Each $\boldsymbol{z}_i$ has $j$ elements and can be expressed as $\boldsymbol{z}_i = \begin{bmatrix} \boldsymbol{x}_i \\ \boldsymbol{y}_i \end{bmatrix}$ where by $\boldsymbol{x}_i$ and $\boldsymbol{y}_i$ are the first $k$ and last $j-k$ elements respectively.
Given $\boldsymbol{y}_1,\boldsymbol{y}_2,\dots,\boldsymbol{y}_n$, find $\boldsymbol{x}_1,\boldsymbol{x}_2,\dots,\boldsymbol{x}_n$ such that $\sum_i \| \boldsymbol{z}_i \| $ is minimised and $\sum_i \boldsymbol{x}_i = \boldsymbol{c}$ for some $k$-element column vector $\boldsymbol{c}$.
In words: Minimise the sum of lengths of a set of vectors {$\boldsymbol{z}_i$}. Each vector $\boldsymbol{z}_i$, has some fixed elements $\boldsymbol{y}_i$ and some variable elements $\boldsymbol{x}_i$. Each of the variable elements has a fixed sum across the vectors expressed as $\sum_i \boldsymbol{x}_i = \boldsymbol{c}$. This could also be written $\sum_i x_{i,m} = c_m$ for each element $m$.

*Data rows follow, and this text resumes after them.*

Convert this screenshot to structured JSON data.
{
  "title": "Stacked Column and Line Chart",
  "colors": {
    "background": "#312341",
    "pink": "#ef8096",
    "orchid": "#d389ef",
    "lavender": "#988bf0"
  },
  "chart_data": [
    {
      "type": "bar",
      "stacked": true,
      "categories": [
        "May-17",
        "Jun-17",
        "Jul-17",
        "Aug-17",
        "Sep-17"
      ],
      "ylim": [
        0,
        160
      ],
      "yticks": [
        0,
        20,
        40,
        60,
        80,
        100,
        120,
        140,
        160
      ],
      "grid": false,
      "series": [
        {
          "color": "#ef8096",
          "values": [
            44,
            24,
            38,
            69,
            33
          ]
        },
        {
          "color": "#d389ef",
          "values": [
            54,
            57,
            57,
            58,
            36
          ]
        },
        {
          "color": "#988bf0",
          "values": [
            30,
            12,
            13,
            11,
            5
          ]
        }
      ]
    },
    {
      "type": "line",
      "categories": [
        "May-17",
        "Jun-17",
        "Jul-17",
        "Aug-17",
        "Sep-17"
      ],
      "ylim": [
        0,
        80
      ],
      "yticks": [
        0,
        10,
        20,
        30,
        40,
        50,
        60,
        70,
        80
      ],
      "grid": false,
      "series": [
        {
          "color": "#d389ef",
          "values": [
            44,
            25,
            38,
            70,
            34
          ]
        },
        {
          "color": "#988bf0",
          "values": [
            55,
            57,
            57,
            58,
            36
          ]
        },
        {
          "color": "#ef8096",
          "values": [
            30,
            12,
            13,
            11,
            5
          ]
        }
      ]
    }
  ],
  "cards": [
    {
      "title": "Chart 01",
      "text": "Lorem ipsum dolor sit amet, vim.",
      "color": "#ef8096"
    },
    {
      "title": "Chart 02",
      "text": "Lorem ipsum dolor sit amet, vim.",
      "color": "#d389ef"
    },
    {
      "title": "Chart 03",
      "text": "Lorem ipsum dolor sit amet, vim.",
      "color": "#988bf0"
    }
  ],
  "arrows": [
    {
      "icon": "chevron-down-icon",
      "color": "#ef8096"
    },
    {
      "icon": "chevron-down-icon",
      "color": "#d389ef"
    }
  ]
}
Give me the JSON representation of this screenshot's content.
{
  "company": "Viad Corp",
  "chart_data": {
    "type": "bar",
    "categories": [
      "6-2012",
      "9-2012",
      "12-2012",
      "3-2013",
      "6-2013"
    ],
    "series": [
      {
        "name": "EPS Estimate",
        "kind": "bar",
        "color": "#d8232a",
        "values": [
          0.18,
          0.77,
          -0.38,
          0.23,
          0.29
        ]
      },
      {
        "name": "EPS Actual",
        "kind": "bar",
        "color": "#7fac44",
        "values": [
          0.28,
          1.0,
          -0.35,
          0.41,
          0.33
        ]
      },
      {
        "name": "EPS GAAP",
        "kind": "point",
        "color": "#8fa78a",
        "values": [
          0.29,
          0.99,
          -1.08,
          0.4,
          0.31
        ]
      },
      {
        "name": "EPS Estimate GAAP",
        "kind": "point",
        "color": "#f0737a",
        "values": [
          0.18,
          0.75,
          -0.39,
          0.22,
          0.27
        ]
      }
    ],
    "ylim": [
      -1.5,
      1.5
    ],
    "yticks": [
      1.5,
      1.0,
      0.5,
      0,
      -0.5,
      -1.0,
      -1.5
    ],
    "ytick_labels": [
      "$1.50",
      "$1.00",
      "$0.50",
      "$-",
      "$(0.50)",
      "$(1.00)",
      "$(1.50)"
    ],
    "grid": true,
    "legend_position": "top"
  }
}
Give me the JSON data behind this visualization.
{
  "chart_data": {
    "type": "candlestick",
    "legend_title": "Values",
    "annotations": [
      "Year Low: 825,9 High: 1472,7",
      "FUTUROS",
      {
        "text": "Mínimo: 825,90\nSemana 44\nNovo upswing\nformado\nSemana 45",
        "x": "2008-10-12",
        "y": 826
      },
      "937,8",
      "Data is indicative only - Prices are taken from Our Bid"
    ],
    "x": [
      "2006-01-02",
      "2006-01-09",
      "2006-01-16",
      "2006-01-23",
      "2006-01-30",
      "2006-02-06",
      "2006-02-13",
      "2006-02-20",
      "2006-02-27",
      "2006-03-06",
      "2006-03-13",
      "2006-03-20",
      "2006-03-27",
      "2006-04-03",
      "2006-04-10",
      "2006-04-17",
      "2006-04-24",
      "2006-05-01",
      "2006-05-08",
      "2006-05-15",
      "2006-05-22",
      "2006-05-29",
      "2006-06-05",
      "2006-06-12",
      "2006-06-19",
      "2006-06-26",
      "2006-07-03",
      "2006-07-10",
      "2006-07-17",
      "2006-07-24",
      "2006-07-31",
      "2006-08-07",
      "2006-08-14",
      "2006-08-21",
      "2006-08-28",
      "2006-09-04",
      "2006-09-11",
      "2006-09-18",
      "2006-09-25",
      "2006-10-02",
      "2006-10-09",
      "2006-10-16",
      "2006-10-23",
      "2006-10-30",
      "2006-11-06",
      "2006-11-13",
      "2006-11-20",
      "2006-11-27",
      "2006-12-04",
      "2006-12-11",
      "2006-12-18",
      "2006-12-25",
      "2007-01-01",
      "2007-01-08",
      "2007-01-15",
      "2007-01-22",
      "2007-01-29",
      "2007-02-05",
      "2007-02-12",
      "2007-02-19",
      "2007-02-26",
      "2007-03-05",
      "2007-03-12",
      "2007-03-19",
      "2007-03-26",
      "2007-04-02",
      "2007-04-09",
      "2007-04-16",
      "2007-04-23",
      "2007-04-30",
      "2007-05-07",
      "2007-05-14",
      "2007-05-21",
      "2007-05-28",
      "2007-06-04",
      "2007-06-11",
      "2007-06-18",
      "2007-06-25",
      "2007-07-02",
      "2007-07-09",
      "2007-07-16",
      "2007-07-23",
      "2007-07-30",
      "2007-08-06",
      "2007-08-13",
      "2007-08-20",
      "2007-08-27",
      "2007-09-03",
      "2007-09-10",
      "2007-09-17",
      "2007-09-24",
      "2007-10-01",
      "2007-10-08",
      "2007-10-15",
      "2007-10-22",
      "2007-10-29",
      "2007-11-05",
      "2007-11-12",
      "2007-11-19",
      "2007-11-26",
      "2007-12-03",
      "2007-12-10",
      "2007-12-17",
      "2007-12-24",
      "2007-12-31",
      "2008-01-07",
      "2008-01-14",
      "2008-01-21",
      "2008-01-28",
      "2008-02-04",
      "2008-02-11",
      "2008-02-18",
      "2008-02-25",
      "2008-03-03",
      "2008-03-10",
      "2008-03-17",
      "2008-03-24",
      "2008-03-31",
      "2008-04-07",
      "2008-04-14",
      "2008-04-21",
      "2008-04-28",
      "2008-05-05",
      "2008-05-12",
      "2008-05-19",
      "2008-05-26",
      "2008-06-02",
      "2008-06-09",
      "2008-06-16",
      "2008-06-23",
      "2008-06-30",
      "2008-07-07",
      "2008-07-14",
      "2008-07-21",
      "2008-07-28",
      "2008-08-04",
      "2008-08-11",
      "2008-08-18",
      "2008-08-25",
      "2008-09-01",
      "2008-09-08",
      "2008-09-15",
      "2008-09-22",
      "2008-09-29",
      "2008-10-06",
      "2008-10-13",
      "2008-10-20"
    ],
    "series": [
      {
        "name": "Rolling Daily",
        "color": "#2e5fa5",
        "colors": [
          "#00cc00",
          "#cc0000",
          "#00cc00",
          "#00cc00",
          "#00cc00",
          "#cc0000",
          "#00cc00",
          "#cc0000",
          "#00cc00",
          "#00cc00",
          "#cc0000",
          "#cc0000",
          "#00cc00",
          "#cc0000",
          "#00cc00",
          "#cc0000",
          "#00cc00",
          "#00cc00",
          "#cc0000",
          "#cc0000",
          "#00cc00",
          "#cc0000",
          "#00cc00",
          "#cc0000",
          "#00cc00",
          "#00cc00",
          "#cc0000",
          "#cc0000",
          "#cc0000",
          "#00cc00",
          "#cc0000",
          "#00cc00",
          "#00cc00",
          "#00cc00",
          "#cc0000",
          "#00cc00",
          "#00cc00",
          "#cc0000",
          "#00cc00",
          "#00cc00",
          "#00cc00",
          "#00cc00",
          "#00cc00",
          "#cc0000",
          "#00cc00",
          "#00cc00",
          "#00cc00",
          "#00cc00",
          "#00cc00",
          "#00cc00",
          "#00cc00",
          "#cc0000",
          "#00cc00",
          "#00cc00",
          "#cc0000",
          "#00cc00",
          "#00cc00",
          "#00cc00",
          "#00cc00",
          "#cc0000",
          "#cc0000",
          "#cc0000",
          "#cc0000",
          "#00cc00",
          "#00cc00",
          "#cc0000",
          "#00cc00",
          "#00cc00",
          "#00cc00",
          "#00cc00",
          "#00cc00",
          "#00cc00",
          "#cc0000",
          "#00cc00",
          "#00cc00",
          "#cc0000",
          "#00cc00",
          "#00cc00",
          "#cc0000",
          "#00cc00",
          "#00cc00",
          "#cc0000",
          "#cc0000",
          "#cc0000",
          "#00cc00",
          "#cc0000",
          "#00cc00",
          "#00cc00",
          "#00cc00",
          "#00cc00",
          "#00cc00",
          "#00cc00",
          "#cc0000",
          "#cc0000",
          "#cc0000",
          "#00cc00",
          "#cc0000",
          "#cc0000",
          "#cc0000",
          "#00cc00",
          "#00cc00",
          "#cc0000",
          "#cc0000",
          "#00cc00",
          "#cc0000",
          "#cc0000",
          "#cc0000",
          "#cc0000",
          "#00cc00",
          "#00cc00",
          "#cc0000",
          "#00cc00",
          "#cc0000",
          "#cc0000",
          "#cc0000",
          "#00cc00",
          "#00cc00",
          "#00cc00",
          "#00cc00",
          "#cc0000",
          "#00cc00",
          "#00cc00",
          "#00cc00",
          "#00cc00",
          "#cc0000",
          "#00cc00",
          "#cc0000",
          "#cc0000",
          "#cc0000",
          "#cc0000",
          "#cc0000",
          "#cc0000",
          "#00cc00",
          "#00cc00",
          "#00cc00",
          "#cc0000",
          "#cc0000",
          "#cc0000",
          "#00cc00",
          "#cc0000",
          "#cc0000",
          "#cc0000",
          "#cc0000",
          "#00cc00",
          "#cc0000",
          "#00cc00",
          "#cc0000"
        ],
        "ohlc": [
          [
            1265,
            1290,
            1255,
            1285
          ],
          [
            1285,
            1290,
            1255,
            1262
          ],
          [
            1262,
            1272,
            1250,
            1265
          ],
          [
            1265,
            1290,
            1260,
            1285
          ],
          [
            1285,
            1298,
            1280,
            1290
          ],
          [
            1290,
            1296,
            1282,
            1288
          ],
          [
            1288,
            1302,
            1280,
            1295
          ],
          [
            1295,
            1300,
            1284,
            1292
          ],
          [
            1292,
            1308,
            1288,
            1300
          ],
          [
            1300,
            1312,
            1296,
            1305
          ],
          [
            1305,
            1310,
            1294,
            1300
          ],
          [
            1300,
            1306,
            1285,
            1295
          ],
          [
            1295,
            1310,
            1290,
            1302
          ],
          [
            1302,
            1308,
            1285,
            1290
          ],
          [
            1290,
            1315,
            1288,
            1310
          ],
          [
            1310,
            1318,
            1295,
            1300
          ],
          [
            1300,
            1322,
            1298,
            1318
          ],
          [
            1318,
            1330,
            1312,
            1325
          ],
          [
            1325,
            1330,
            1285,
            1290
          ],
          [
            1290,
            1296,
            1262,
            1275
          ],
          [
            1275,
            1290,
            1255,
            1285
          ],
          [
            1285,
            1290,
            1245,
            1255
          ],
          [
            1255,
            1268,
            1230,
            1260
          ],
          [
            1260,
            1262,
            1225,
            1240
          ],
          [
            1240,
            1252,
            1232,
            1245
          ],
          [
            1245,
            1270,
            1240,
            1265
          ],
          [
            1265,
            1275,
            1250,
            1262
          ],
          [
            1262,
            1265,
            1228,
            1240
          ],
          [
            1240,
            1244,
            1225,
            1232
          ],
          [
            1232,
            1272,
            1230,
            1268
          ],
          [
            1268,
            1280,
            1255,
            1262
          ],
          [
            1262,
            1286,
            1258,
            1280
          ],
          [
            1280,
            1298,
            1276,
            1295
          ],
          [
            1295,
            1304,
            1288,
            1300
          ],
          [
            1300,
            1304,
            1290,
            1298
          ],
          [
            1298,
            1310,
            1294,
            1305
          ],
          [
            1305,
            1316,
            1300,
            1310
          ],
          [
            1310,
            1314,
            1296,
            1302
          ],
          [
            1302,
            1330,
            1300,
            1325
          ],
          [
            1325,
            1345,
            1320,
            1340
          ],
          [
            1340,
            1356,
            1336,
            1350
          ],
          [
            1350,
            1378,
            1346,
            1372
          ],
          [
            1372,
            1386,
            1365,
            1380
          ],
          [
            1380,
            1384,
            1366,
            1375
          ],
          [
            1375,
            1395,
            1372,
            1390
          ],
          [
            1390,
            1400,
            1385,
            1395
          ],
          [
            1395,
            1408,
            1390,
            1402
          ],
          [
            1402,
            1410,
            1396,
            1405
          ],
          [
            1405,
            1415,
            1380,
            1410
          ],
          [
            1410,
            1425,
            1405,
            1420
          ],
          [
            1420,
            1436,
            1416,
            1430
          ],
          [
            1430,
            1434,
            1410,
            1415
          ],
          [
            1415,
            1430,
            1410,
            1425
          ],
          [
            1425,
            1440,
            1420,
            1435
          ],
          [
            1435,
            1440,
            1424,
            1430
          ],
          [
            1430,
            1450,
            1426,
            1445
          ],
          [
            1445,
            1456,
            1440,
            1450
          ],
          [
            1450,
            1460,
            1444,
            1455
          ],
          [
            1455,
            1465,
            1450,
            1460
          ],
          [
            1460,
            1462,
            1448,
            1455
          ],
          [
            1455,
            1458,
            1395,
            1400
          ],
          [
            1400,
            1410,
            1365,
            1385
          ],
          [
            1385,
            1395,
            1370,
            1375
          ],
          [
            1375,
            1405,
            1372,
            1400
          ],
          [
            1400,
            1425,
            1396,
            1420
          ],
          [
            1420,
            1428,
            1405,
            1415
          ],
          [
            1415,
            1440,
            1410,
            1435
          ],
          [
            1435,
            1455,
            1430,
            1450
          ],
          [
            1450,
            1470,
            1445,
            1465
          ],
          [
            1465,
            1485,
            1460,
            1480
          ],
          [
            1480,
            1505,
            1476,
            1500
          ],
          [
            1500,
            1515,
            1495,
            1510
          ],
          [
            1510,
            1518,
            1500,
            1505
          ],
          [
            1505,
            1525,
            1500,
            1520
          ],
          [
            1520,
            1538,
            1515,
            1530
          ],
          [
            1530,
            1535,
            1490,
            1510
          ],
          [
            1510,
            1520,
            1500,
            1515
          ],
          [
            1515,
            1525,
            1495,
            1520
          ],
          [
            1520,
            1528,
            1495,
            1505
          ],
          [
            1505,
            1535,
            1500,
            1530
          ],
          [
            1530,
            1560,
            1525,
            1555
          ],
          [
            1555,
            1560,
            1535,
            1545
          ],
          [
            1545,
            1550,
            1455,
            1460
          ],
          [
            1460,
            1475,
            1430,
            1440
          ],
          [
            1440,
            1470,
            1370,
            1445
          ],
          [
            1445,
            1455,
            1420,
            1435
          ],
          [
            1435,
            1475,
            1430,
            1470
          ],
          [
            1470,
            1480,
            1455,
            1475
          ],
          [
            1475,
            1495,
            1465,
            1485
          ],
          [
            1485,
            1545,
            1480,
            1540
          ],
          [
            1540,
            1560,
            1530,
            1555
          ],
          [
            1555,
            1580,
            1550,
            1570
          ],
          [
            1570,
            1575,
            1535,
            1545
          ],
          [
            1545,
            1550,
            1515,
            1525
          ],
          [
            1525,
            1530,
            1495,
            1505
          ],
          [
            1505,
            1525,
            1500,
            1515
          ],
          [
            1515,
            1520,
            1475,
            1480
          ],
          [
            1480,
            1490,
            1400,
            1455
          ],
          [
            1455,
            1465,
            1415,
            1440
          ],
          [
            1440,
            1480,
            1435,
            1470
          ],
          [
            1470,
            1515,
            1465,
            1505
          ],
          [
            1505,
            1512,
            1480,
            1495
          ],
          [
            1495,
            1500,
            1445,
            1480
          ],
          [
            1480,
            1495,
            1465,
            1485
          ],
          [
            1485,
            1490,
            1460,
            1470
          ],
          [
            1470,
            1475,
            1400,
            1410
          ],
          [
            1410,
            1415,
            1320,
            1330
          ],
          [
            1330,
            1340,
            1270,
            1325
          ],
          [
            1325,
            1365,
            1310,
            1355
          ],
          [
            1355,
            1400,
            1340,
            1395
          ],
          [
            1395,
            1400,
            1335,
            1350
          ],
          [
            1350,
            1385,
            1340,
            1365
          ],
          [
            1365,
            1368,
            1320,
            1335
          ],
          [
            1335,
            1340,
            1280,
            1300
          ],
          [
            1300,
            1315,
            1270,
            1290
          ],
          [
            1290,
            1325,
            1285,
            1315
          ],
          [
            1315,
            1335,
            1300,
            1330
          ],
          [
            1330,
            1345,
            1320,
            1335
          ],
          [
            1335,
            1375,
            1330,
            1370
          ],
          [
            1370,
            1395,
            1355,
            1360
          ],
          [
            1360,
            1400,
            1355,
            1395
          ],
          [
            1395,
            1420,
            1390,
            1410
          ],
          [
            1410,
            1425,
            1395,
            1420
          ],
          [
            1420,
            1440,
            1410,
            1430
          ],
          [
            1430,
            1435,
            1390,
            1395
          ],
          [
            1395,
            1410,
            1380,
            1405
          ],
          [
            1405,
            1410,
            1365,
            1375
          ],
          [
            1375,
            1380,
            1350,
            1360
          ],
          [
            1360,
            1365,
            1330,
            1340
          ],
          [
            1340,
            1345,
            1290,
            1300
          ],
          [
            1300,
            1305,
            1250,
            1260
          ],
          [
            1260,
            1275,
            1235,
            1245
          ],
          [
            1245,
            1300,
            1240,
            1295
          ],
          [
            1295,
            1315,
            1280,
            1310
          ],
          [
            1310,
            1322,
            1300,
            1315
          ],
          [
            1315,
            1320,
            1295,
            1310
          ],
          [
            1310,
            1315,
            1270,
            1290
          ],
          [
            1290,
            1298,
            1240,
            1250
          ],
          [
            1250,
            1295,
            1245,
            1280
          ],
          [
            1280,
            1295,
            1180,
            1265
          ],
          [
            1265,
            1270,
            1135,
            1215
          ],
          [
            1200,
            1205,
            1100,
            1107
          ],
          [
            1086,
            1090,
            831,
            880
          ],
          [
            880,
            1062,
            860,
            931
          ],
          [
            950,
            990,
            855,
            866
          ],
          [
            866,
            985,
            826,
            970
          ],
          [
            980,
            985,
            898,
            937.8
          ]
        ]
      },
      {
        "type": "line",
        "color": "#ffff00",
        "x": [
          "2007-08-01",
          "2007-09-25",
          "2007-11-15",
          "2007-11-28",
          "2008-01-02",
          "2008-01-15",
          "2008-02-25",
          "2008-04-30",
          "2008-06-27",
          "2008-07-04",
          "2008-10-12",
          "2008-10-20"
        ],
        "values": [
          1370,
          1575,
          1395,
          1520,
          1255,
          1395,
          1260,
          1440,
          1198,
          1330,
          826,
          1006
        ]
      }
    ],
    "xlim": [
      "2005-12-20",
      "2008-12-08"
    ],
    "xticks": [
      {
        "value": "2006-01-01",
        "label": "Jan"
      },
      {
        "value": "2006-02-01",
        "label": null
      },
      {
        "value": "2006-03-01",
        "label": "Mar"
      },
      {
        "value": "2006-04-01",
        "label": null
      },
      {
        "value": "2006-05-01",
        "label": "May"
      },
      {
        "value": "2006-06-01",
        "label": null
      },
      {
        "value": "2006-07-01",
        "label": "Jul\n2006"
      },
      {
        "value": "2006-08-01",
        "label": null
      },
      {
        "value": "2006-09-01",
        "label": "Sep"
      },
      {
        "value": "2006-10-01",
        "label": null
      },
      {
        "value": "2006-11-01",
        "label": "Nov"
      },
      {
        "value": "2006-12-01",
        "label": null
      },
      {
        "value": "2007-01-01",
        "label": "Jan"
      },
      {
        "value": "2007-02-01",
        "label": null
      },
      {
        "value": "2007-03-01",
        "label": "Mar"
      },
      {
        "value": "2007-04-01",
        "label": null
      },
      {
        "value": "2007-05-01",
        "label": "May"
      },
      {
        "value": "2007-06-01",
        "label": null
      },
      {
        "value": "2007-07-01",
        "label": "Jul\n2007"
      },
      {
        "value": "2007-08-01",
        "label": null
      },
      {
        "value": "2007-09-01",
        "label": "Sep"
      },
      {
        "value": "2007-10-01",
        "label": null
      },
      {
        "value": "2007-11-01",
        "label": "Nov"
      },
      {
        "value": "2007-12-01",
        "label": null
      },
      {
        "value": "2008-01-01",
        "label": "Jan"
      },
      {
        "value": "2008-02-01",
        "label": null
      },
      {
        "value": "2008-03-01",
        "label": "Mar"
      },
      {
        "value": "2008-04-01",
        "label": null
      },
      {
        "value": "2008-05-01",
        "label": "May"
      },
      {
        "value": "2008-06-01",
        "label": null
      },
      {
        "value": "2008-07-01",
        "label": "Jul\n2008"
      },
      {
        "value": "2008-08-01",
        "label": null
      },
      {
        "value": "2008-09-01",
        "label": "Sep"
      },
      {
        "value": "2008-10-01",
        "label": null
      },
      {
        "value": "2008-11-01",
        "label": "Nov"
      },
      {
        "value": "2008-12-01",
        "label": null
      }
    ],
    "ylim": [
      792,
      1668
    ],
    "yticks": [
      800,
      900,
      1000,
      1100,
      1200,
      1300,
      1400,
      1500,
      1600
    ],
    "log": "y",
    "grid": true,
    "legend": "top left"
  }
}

The solution is $\boldsymbol{x}_i = \boldsymbol{c} \frac{\| \boldsymbol{y}_i \|}{ \overline{\|\boldsymbol{y}\|} } \quad $ where $\overline{\|\boldsymbol{y}\|}=\sum_i{\|\boldsymbol{y}_i\|}$.
In words: The minimum total length is achieved by apportioning the variable components among the vectors in the ratio of the lengths of the fixed components.
The problem can be solved with Lagrange multipliers.
Question: Is there a simpler solution? Can it be solved with matrix algebra alone? It feels similar to the least-squares regression matrix formula.